Lauren nodded, but wasn’t quite clear about what this meant. Vanessa continued, “So, we need the customer number and if you don’t know it, then you go to this name field here and put in part of the customer name and an asterisk. The asterisk is key. Otherwise, you’ll have a hard time finding the customer because you have to know the exact full name, and I mean exact. It’s just easier to use the asterisk, which just means it will find anything after it. Look, I’ll show you what I mean.”
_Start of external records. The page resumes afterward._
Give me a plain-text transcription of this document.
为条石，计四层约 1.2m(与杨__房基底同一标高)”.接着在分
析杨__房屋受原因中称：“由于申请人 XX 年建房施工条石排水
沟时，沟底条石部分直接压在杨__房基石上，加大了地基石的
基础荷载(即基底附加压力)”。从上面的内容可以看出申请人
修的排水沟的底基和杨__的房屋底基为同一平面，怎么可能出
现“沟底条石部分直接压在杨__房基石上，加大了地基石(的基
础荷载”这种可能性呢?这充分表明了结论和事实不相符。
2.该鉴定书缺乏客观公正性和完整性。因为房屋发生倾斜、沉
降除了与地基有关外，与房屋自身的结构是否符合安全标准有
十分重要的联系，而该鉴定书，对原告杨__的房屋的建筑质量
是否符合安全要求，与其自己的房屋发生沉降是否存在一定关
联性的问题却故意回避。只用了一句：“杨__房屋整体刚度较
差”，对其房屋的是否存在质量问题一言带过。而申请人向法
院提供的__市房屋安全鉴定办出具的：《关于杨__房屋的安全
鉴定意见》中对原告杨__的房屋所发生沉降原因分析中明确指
Figure 2.11: Customer Search
“In the name field, I type in fast and then the asterisk symbol” (see Figure 2.11).” The system can then find any customer starting with ‘fast’, such as ‘fast bikes’, ‘fast times’, and so on. Then, we press Enter and get the search results” (see Figure 2.12).
Figure 2.12: Customer search tab
“It only found one customer, Fast Bikes Inc., so that means there’s only one that starts with ‘fast’. That’s the one we want, so we just double click on it and it brings the customer number into the Sold-To Party field” (see Figure 2.13).
Figure 2.13: Sold-To Party field
“So there it is. If we press Enter, it also fills out the Ship-To Party field” (see Figure 2.14).
Figure 2.14: Customer reference field
“Oops, my mistake. It asks us first for the PO. This is where we put in the customer’s PO number. SAP calls it Cust. Reference, meaning that it’s our customer’s reference number for the order they are placing with us. Normally, that’s the customer’s purchase order. Their purchase order equals our sales order, right? They’re buying from us with their purchase order and we are selling to them with our sales order”.
“So”, Vanessa explained, “we enter the customer’s PO, and then it fills out the number in the Ship-to Party field” (see Figure 2.15).
Figure 2.15: Customer data
“See? There’s the address, in New York, and there’s the Customer PO number I put in. Got it?”
Lauren nodded. That seemed pretty straightforward.
Vanessa continued, “So now we want to put in the materials. On this PO the customer wants 10 of our bike glasses, material MZ-FG-R200. You just scroll down the order and enter the material here in the line items section” (see Figure 2.16).
Figure 2.16: Sales order line item—Material entry
Vanessa did a quick scroll down on the screen and typed in the material number in the Material field. “You enter the quantity of 10 and hit Enter, and then you’re all set” (see Figure 2.17).
Figure 2.17: Line item
Lauren saw that a description for the material had appeared, as well as lots of other information. She also saw that there were spaces for other lines, where she guessed more materials could be entered.
“Now, you just click on the Save button at the bottom right, and your order is saved. It also tells you if anything’s missing. The system then tells you your order number. This one is 32131.” Lauren saw at the bottom left of the screen that a little message had popped up (see Figure 2.18).
Figure 2.18: Order saved
“You can then choose Display or Change (depending on which mode you are in) and look at the order you just created” (see Figure 2.19).
Figure 2.19: Sales order change screen
“And there it is,” Vanessa concluded.
Yes, there it is, Lauren thought to herself. But what was all this other stuff on the screen? Net Value, Delivery Block, and Total Weight? Where did that come from?
Vanessa grabbed a stack of orders and passed them to Lauren. “As many of these as you can get in would be great. Let’s meet up again around 3 pm to see where we are, ok?”